For such reasons student workers should be allowed to form workers unions, or a type of collective. This is not to say that student workers are being mistreated by their supervisors per se. This is a statement that must be understood from the perspective of students who share many common struggles. It can be hard as a worker to approach your supervisor, no matter how comfortable you are with them, and make your voice heard. A union of student workers will provide students with the opportunity to come together as equals and discuss their work and how to support each other. Support for students need to come from peers, not only “adults.”
A collective or a union would be instrumental in allowing student workers to consolidate their opinions together and form a common group to lobby and make their voices heard in a more effective way than simply complaining to their supervisors independently. If students were to meet regularly and reach agreements on issue pertaining to their work, such as pay, hours, responsibilities, and more job-specific issues, it will allow for better work cohesion and the understanding that no student is isolated. Students workers would be able to communicate their needs and wants better as a group in an official manner. This could be used by supervisors to help make adjustments based off of a organized majority opinion.
Ibrahim Juhass, a senior physics and economics double major, has been an RA for three years and has worked in IT for four years. His thoughts were as follows:
“I think it is a great idea to have a collective or union student group to support each other. I believe it can only work for some jobs, specifically First-Year Mentors, RAs Librarians, and Ambassadors. It could be helpful if there were new policy changes were being implemented with the input of a student group or union. Students should have the right to know what changes are happening and voice their opinions about them. Additionally, it is important to make sure there is no abuse from students asking for unreasonable complaints.”
Yuchen Ding, a first-year Ambassador who works about eight hours a week as an Ambassador, had this to say when asked:
“I think it makes a lot of sense for us. The power of who decides the work schedule is only with two students and sometimes they mess things up. A union would also help communication between workers and could be used to ask for better pay or benefits.”
Connor Harrington is a sophomore communications major working as a Technical Assistant who works about eight hours a week making minimum wage. When asked he said, “Union to me would mean protection, rights, and solidarity. I do think students should have a right to organize within the school…potentially even with outside organizations if appropriate.”
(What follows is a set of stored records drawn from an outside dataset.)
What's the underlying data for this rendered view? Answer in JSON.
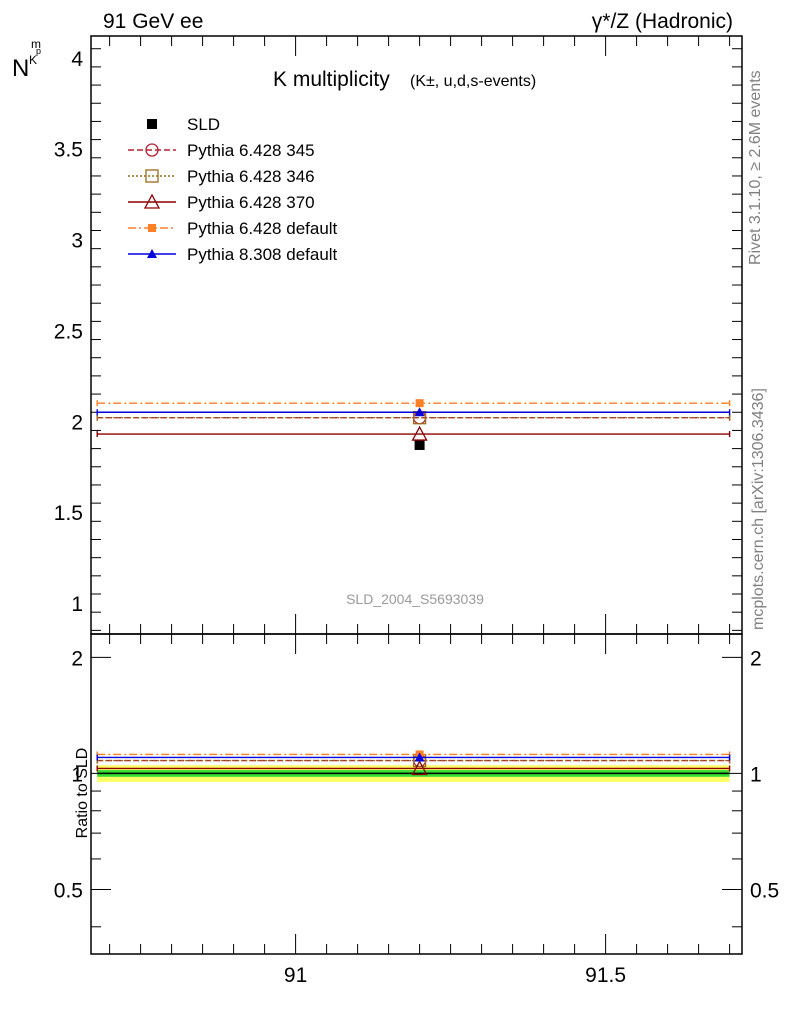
{
  "header": {
    "left": "91 GeV ee",
    "right": "γ*/Z (Hadronic)"
  },
  "side_text": {
    "rivet": "Rivet 3.1.10, ≥ 2.6M events",
    "mcplots": "mcplots.cern.ch [arXiv:1306.3436]"
  },
  "colors": {
    "SLD": "#000000",
    "p345": "#b22234",
    "p346": "#9c6a1a",
    "p370": "#8b0000",
    "p6default": "#ff7f27",
    "p8default": "#0000dd",
    "band_inner": "#33dd33",
    "band_outer": "#ffff66"
  },
  "chart_data": [
    {
      "type": "scatter",
      "panel": "main",
      "title_main": "K multiplicity",
      "title_sub": "(K±, u,d,s-events)",
      "ylabel": "N",
      "ylabel_sub": "K",
      "ylabel_sub2": "m",
      "ylabel_sup": "p",
      "watermark": "SLD_2004_S5693039",
      "xlim": [
        90.67,
        91.72
      ],
      "ylim": [
        0.83,
        4.12
      ],
      "yticks": [
        "1",
        "1.5",
        "2",
        "2.5",
        "3",
        "3.5",
        "4"
      ],
      "ytick_values": [
        1,
        1.5,
        2,
        2.5,
        3,
        3.5,
        4
      ],
      "legend_placement": "top-left",
      "series": [
        {
          "key": "SLD",
          "name": "SLD",
          "marker": "filled-square",
          "line": "none",
          "x": [
            91.2
          ],
          "y": [
            1.87
          ]
        },
        {
          "key": "p345",
          "name": "Pythia 6.428 345",
          "marker": "open-circle",
          "line": "dashed",
          "x": [
            91.2
          ],
          "y": [
            2.02
          ],
          "xrange": [
            90.68,
            91.7
          ]
        },
        {
          "key": "p346",
          "name": "Pythia 6.428 346",
          "marker": "open-square",
          "line": "dotted",
          "x": [
            91.2
          ],
          "y": [
            2.02
          ],
          "xrange": [
            90.68,
            91.7
          ]
        },
        {
          "key": "p370",
          "name": "Pythia 6.428 370",
          "marker": "open-triangle",
          "line": "solid",
          "x": [
            91.2
          ],
          "y": [
            1.93
          ],
          "xrange": [
            90.68,
            91.7
          ]
        },
        {
          "key": "p6default",
          "name": "Pythia 6.428 default",
          "marker": "filled-square",
          "line": "dashdot",
          "x": [
            91.2
          ],
          "y": [
            2.1
          ],
          "xrange": [
            90.68,
            91.7
          ]
        },
        {
          "key": "p8default",
          "name": "Pythia 8.308 default",
          "marker": "filled-triangle",
          "line": "solid",
          "x": [
            91.2
          ],
          "y": [
            2.05
          ],
          "xrange": [
            90.68,
            91.7
          ]
        }
      ]
    },
    {
      "type": "scatter",
      "panel": "ratio",
      "ylabel": "Ratio to SLD",
      "xlim": [
        90.67,
        91.72
      ],
      "ylim": [
        0.34,
        2.3
      ],
      "xticks": [
        "91",
        "91.5"
      ],
      "xtick_values": [
        91,
        91.5
      ],
      "yticks": [
        "0.5",
        "1",
        "2"
      ],
      "ytick_values": [
        0.5,
        1,
        2
      ],
      "band_inner": [
        0.98,
        1.02
      ],
      "band_outer": [
        0.95,
        1.05
      ],
      "series": [
        {
          "key": "p345",
          "y": [
            1.08
          ]
        },
        {
          "key": "p346",
          "y": [
            1.08
          ]
        },
        {
          "key": "p370",
          "y": [
            1.03
          ]
        },
        {
          "key": "p6default",
          "y": [
            1.12
          ]
        },
        {
          "key": "p8default",
          "y": [
            1.1
          ]
        }
      ]
    }
  ]
}
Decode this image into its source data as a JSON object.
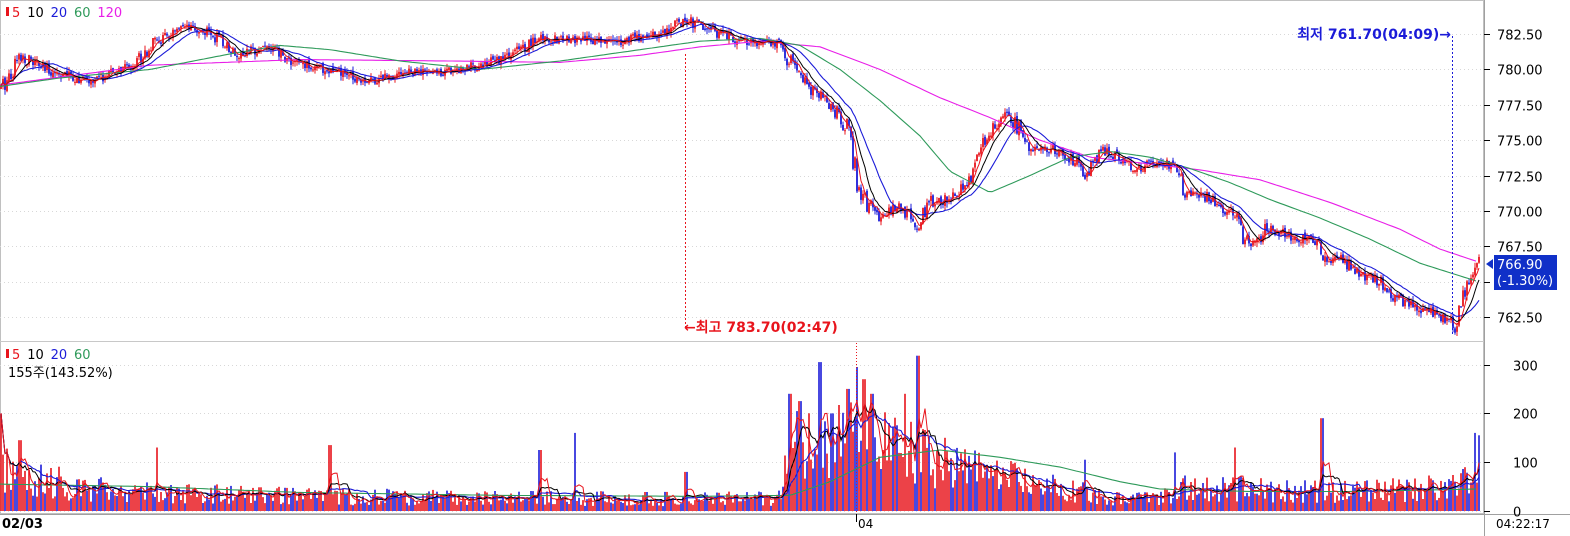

There is clearly a need for such student-run institutions at Goucher. Such organizations would not inherently be in opposition to the established work policies, but can and should work in conjunction with the already in place student employment infrastructure. The right to meet and come to common agreements on issues that pertain to them all should be expressed here at Goucher even if there is no established precedent for them yet. Such outlined proposals would produce a larger and more stable student workforce at Goucher, and would have indirect benefits to the campus community at large.